Mais la vie n’est pas faite que de responsabilités. Elle est aussi faite de tous ces moments là qui ne servent à rien, qui ne doivent servir à rien d’autres qu’à nous apporter un peu de légèreté et de douceur. Si on oblitère complètement cet aspect, alors tout le reste devient progressivement de plus en plus lourd, et si on n’ey prend pas garde, il peut finir par nous écraser totalement. Cet aspect mutin de Sigyn est tout aussi important que l’autre. Elle est à la fois l’enfant qui joue de manière insouciante avec des fleurs et celle qui porte le bol dans la caverne. L’un ne va pas sans l’autre.
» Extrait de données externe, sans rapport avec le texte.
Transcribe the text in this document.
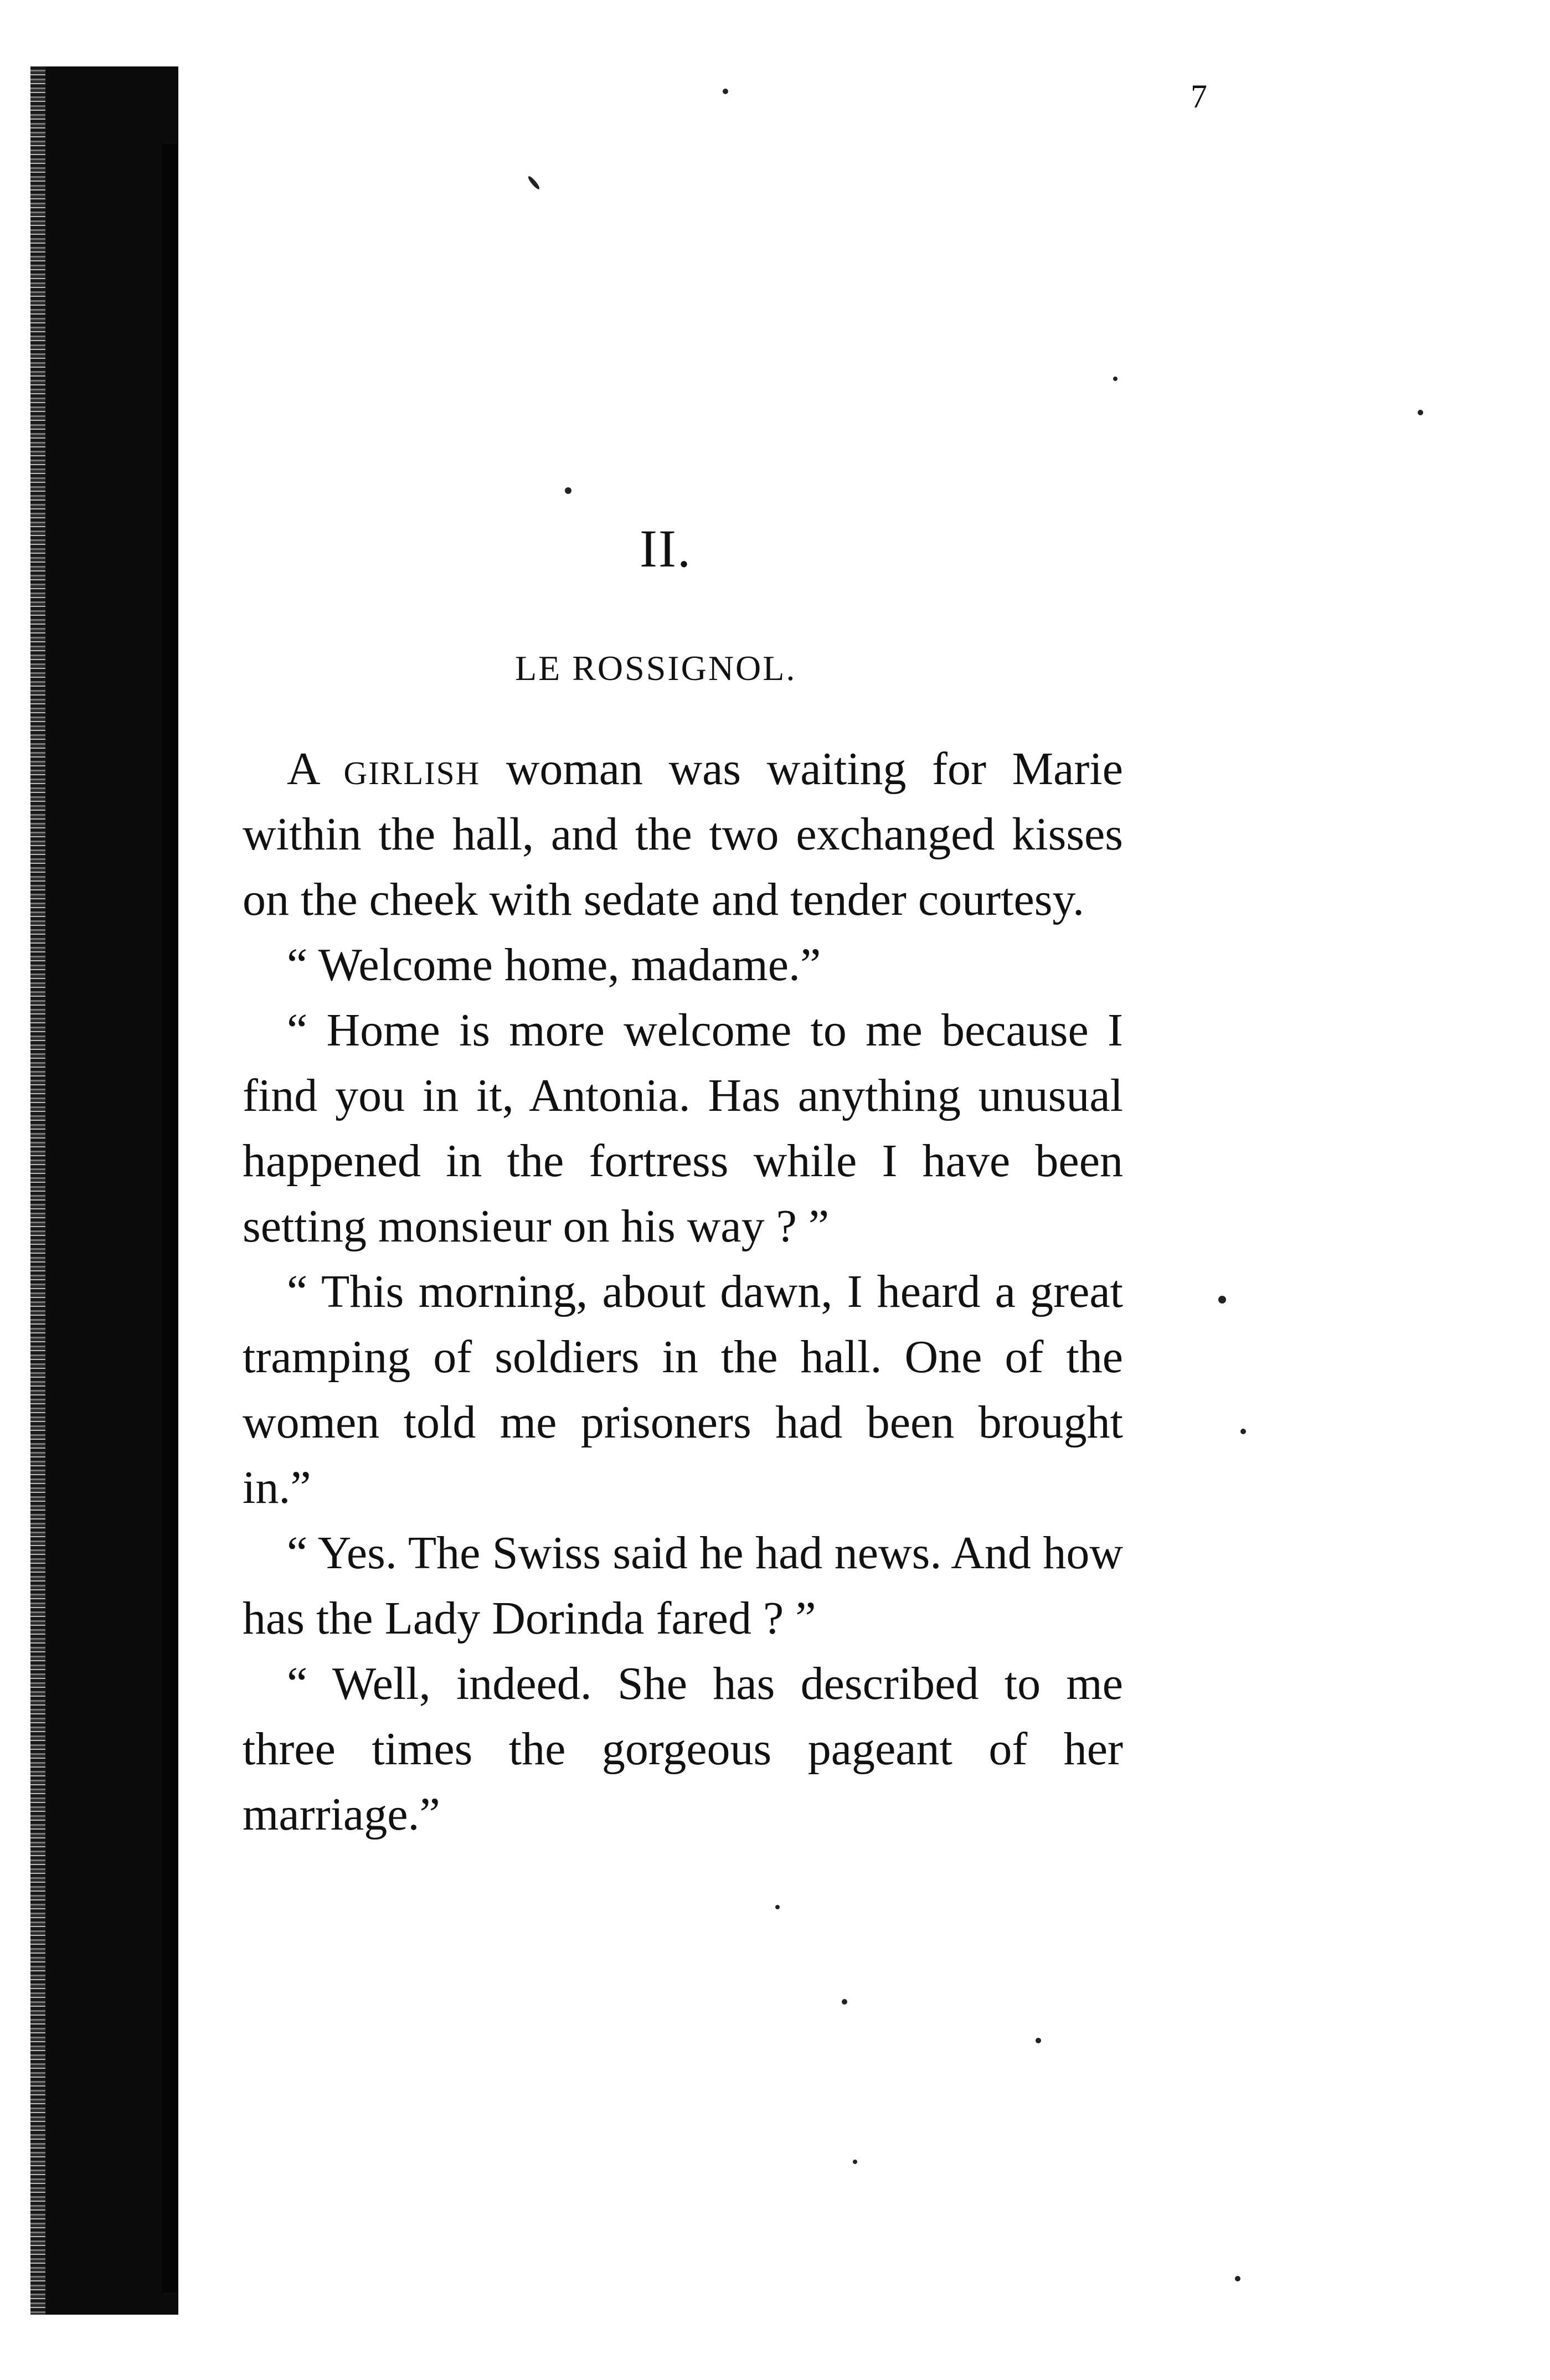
7
II.
LE ROSSIGNOL.

A girlish woman was waiting for Marie within the hall, and the two exchanged kisses on the cheek with sedate and tender courtesy.

“ Welcome home, madame.”

“ Home is more welcome to me because I find you in it, Antonia. Has anything unusual happened in the fortress while I have been setting monsieur on his way ? ”

“ This morning, about dawn, I heard a great tramping of soldiers in the hall. One of the women told me prisoners had been brought in.”

“ Yes. The Swiss said he had news. And how has the Lady Dorinda fared ? ”

“ Well, indeed. She has described to me three times the gorgeous pageant of her marriage.”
Quand j’ai commencé à travailler avec Narvi, je ne savais pas comment faire. Je me sentais maladroite et gauche, je n’avais aucune idée de la manière adéquate pour débuter. Je me sentais beaucoup trop cynique et tranchante pour utiliser mes méthodes habituelles, qui sont parfois assez trash. Autant je n’hésite pas à bourriner pour bosser avec certains, autant, je m’étais dit que j’allais devoir changer mon fusil d’épaule. En même temps, c’est une vue de l’esprit : on projette une fragilité présumée sur eux, et totu ce qu’on lit n’aide pas forcément à trouver sa manière de procéder (C’est depuis ce moment là que je ne lis plus rien avant d’entamer un travail. Ce n’est qu’après avoir commencé que je regarde rapidement ce que d’autres peuvent en dire, histoire d’avoir d’autres visions, mais je n’épluche pas tout, cela ne m’intéresse pas et je ne souhaite pas être trop influencée). En les visualisant comme des enfants, on peut rapidement perdre de vue qu’ils ne sont pas humains. J’ai du faire exactement le même type d’erreur que ceux qui ne voient en Sigyn qu’une femme abusée. Bref, j’ai finalement eu l’idée de jouer avec Narvi. Et c’est comme ca que je me suis retrouvé à sortir les petits bâteaux Vulli avec lesquels je jouais enfant, à me faire couler un bain et à vouloir jouer avec. Je passe sur le moment awkward où on réalise qu’on est à poil dans sa baignoire à vouloir entrer en contact avec une déité qui a l’apparence d’un petit garçon de huit ans. -___- Grand moment de solitude et de « I have no fucking idea what I’m doing ». Le plus dur ? Arrêter de se regarder et de projeter ce dont on pense qu’on a l’air (« on va passer pour des qu’on peut pas se permettre de passer pour » comme ils diraient dans Kaamelott), lâcher prise et prendre du recul. C’est là qu’on se dit « ouais ben bordel de merde, peut-être que je voyage facilement ou quoi, mais là, c’est du challenge. » S’amuser, jouer, garder une âme d’enfant, c’est un putain de challenge, mais c’est aussi nécessaire que toutes ces histoires d’ancrage/purification/protection/visualisation etc.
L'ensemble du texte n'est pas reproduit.